人はいずれ死ぬのだろうけど、まだ彼女には早過ぎた。
「数日前、彼女を見た時は元気だったのにな」
そのような話が飛び交い、彼女の元気な未来を皆が望んでいた。
けど、その未来は来ることがなかった。
そう、この場所では私を含め全てが悲しみで染まっていた。
けれども一人、少しも悲しみを出さず笑ってる奴がいた。
不謹慎だ。不謹慎きわまりなかった。
しかも、それが彼女の親友なのだから・・・
「あなたは、どうして悲しい顔ではないのですか?」
私は気になり、質問してみた。すると
「先ほどまで悲しかったわ。でも、悲しくなくなったの。信じられないくらい」
彼女の言ってる意味が分からなかった。
悲しくなくなる理由も分からないし、ここで笑ってる理由も分からなかった。
もしかして、彼女はそこまで親友ではなかったのだろうか?
「悲しくなくなったからといって、葬式の場で笑わないで」
私はつい感情的になり、声が荒くなった。
「ごめんなさい。でも言っちゃ悪いけど、私はあなたより悲しい気持ちなら勝っていた自信があるわ。
けれども・・・あそこの人に、その悲しみをあげたの」
彼女が指した方向には、見たことも無い男が立っていた。
「悲しみをあげた?」
ますます意味が分からない。そんな不思議そうな顔をしてる私に彼女は
「彼のところに行けば分かるわ」
そう言い残し彼女は、立ち去った。
私は彼女が言った疑問を解消するべく、男へと声をかけた。
「すみません。よろしいですか?」
「なんだ?」
男は物色していた目を止め、私の方を向き、凝視した。
「あなたが・・・えーっと、悲しみを解消してくれると聞いたんですが?」
彼の威圧感が妙にあったし、どう言えばいいのか分からなかったので、少し言葉に詰まった。

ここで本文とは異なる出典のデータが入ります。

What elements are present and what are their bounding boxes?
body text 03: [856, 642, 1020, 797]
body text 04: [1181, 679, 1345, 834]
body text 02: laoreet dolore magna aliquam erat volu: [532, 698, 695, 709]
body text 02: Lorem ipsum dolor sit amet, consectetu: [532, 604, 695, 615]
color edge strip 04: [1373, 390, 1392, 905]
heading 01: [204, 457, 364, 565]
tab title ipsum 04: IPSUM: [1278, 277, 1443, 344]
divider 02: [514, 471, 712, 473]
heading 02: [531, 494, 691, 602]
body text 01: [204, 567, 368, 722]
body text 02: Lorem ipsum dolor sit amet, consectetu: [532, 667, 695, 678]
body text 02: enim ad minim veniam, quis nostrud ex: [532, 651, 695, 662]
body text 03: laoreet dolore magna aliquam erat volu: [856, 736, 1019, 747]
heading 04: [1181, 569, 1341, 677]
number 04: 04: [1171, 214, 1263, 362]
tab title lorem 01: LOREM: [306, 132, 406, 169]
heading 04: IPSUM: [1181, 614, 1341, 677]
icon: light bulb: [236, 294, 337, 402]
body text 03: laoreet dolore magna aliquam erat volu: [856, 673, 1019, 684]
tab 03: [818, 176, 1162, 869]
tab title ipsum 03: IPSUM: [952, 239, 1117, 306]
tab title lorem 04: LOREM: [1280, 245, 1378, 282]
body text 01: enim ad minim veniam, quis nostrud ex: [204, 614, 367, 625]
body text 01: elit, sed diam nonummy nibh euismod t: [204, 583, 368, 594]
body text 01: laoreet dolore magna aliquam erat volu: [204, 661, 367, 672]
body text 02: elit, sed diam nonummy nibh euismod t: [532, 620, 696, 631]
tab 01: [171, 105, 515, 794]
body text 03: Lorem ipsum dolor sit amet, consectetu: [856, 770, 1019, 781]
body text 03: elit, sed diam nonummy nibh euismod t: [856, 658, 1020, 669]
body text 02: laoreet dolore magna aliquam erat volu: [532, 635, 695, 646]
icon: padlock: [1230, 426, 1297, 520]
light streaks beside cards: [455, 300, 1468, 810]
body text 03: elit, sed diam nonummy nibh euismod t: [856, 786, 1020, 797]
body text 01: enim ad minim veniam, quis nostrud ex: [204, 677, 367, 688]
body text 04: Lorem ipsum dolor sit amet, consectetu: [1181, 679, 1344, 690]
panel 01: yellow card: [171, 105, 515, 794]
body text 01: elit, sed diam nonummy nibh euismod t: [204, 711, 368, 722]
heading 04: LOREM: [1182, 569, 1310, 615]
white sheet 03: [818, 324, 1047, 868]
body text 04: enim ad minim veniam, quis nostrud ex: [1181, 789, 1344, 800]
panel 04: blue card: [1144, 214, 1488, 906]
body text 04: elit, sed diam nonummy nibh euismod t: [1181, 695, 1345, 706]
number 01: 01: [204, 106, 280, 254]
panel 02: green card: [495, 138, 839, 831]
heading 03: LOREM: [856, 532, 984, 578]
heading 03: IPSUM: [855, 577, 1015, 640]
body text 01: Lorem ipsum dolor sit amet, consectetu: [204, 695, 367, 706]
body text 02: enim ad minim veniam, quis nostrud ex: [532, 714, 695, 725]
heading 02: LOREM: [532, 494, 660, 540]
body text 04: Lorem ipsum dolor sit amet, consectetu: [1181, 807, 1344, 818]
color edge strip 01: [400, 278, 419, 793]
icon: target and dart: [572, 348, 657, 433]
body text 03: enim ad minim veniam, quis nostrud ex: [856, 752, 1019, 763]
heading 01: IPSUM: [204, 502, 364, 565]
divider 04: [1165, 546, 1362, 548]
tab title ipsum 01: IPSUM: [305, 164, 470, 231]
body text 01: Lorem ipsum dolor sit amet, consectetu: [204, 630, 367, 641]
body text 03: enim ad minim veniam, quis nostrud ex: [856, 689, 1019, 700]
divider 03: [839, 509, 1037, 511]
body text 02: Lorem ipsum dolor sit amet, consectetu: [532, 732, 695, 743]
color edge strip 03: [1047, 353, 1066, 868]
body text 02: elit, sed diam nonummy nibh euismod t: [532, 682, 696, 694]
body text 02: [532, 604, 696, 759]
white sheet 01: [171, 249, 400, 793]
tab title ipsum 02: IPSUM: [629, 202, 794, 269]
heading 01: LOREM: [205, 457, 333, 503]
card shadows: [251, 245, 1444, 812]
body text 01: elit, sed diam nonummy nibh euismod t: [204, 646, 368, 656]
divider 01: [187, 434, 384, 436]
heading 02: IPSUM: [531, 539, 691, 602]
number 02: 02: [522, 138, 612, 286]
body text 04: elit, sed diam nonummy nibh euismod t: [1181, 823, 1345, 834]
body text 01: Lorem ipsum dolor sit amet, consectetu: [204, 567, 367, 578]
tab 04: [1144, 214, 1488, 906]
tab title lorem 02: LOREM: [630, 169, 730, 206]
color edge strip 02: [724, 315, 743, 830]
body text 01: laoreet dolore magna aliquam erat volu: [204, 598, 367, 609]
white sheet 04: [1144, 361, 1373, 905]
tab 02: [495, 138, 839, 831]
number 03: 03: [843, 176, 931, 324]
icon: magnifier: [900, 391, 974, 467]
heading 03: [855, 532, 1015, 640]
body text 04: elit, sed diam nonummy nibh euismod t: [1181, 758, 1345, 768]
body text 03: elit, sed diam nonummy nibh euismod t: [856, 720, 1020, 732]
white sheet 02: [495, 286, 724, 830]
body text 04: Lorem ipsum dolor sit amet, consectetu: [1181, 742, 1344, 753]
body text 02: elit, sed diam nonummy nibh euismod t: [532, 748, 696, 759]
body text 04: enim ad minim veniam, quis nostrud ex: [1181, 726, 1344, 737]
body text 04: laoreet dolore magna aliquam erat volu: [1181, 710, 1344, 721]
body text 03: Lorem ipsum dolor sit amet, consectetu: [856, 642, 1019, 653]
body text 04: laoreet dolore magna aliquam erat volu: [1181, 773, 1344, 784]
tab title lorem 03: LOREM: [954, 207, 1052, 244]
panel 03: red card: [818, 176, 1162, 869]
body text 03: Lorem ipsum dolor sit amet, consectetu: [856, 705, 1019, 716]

「そうだな。確かに私は悲しみを解消することができる。いや解消というよりかは『奪う』という表現が正しいな」
・・・悲しみを奪う?やっぱり意味が分からない。疑問が増えてくばかりだ。
そういえばこの男の所に向かう途中、とある話を小耳に挟んだ。
「篠塚さん知ってる?」
「え?だれ?だれ?」
「あの~、死んだ子の親友だった子」
「あ~、知ってる!影の薄い子でしょ?」
「あの子、私が最初見た時は、すごい泣いてたの。もう、後を追って自殺しそうなくらい。
でも、さっき見たら、・・・笑ってた。
もしかして、あんたが殺したんじゃないか?ってくらい」
「え~怖い~」
この話から考えると、確かに彼女は、私に勝るくらい悲しみを持っていたのだろう。
けれども、私が見た時には、気味が悪いくらいに笑っていた。